Un fine settimana diverso

Ottobre19

Un fine settimana diverso

Riportiamo l’intensa testimonianza di una partecipante all’incontro degli imprenditori Edc di Emilia Romagna e Marche al Polo Lionello del 29 – 30 giugno scorso

di Valeria Di Filippo

pubblicato sul blog Valeria Di Filippo (scrivere…) il 13/07/2013

Valeria Di Filippo ridÈ la fine di giugno quando mi reco in Toscana, nel Comune di Incisa Val D’Arno, in località Burchio dove, fra le colline, si erge il Polo Lionello Bonfanti, all’interno del quale si trova la libreria L’Arcobaleno.
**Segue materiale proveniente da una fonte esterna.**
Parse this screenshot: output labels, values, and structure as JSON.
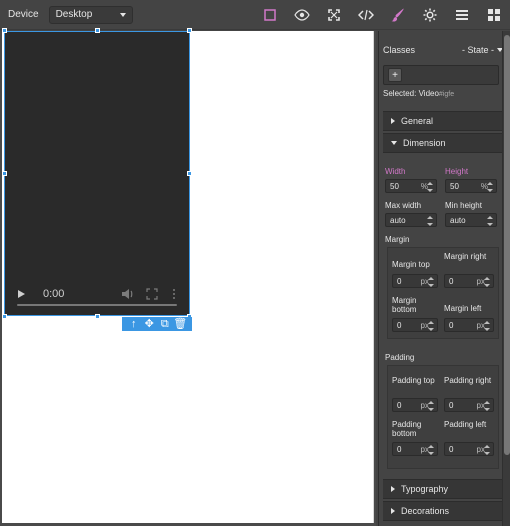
{
  "topbar": {
    "device_label": "Device",
    "device_value": "Desktop",
    "icons": {
      "box": "square-outline-icon",
      "preview": "eye-icon",
      "fullscreen": "fullscreen-icon",
      "code": "code-icon",
      "style": "brush-icon",
      "settings": "gear-icon",
      "layers": "menu-icon",
      "blocks": "grid-icon"
    }
  },
  "canvas": {
    "video": {
      "time": "0:00",
      "icons": {
        "play": "play-icon",
        "volume": "volume-icon",
        "fullscreen": "fullscreen-icon",
        "more": "more-vertical-icon"
      }
    },
    "toolbar_icons": {
      "up": "arrow-up-icon",
      "move": "move-icon",
      "copy": "copy-icon",
      "delete": "trash-icon"
    }
  },
  "panel": {
    "classes_label": "Classes",
    "state_label": "- State -",
    "add_label": "+",
    "selected_label": "Selected:",
    "selected_value": "Video",
    "selected_id": "#igfe",
    "sectors": {
      "general": "General",
      "dimension": "Dimension",
      "typography": "Typography",
      "decorations": "Decorations"
    },
    "dimension": {
      "width_label": "Width",
      "height_label": "Height",
      "width_value": "50",
      "width_unit": "%",
      "height_value": "50",
      "height_unit": "%",
      "max_width_label": "Max width",
      "min_height_label": "Min height",
      "max_width_value": "auto",
      "min_height_value": "auto",
      "margin_title": "Margin",
      "padding_title": "Padding",
      "margin_top_label": "Margin top",
      "margin_right_label": "Margin right",
      "margin_bottom_label": "Margin bottom",
      "margin_left_label": "Margin left",
      "padding_top_label": "Padding top",
      "padding_right_label": "Padding right",
      "padding_bottom_label": "Padding bottom",
      "padding_left_label": "Padding left",
      "zero": "0",
      "px": "px"
    }
  },
  "colors": {
    "accent": "#d278c9",
    "selection_blue": "#3b97e3"
  }
}
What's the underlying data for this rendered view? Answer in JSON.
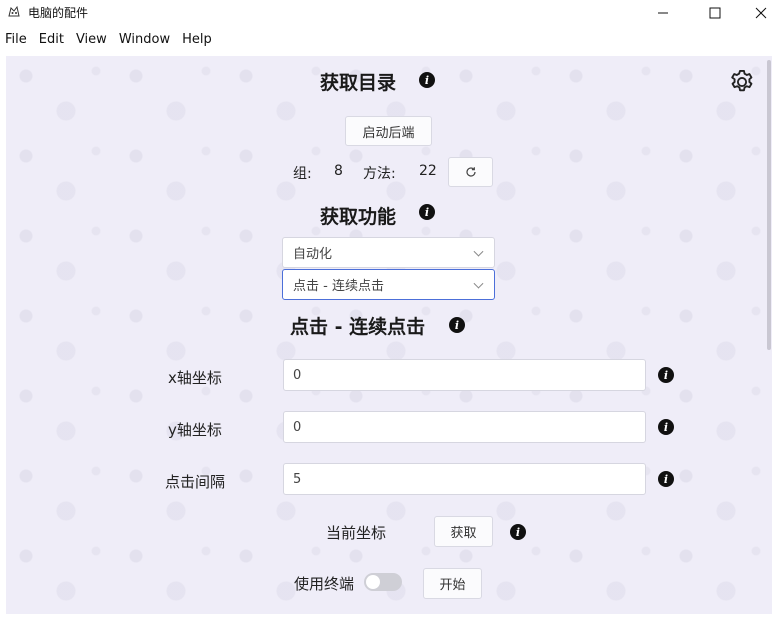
{
  "window": {
    "title": "电脑的配件",
    "controls": {
      "minimize": "minimize-icon",
      "maximize": "maximize-icon",
      "close": "close-icon"
    }
  },
  "menu": [
    "File",
    "Edit",
    "View",
    "Window",
    "Help"
  ],
  "catalog": {
    "title": "获取目录",
    "start_backend_label": "启动后端",
    "groups_label": "组:",
    "groups_value": "8",
    "methods_label": "方法:",
    "methods_value": "22"
  },
  "functions": {
    "title": "获取功能",
    "category_select": "自动化",
    "function_select": "点击 - 连续点击"
  },
  "action": {
    "title": "点击 - 连续点击",
    "fields": [
      {
        "label": "x轴坐标",
        "value": "0"
      },
      {
        "label": "y轴坐标",
        "value": "0"
      },
      {
        "label": "点击间隔",
        "value": "5"
      }
    ],
    "current_coords_label": "当前坐标",
    "get_button_label": "获取",
    "use_terminal_label": "使用终端",
    "use_terminal_on": false,
    "start_button_label": "开始"
  },
  "colors": {
    "background": "#efedf8",
    "accent": "#4c6fd9",
    "info_icon": "#111111"
  }
}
Ci vado per lasciare in “conto vendita” un po’ di copie del mio libro “Valentina racconta – Il mondo è bello perché è vario!”. Ma ci vado anche per conoscere quel Gualtiero Palmieri, con cui ho preso accordi telefonici, al quale le affiderò. E ci vado pure per vedere le mura e gli scaffali fra i quali stazioneranno le copie prima di passare nelle mani di chi forse… un giorno… le comprerà. È un po’ come succede quando si devono lasciare i propri figli piccoli a qualcuno per qualche giorno. O il proprio amato animale non potendolo portare in vacanza. Con non poca apprensione ci si vuole accertare delle condizioni in cui si lasciano le creature amate.

Perché un libro per uno scrittore è come un figlio. Così come per un editore. E figuriamoci cos’è per uno che, come me, è sia scrittore che (di fatto) editore.

Quando alcuni mesi fa ho avuto in mano le prime copie del mio libro, la mia creatura, mi sono sentita come una mamma con il suo figlio appena nato. Il mio libro era mio figlio. Ero sola in casa e lo guardavo e riguardavo in continuazione. Davanti e dietro. Fuori e dentro. Lo portavo con me da una stanza all’altra. Lo leggevo e lo rileggevo in continuazione. Non dissi a nessuno di questa sensazione dato che non ho fatto l’esperienza di avere figli.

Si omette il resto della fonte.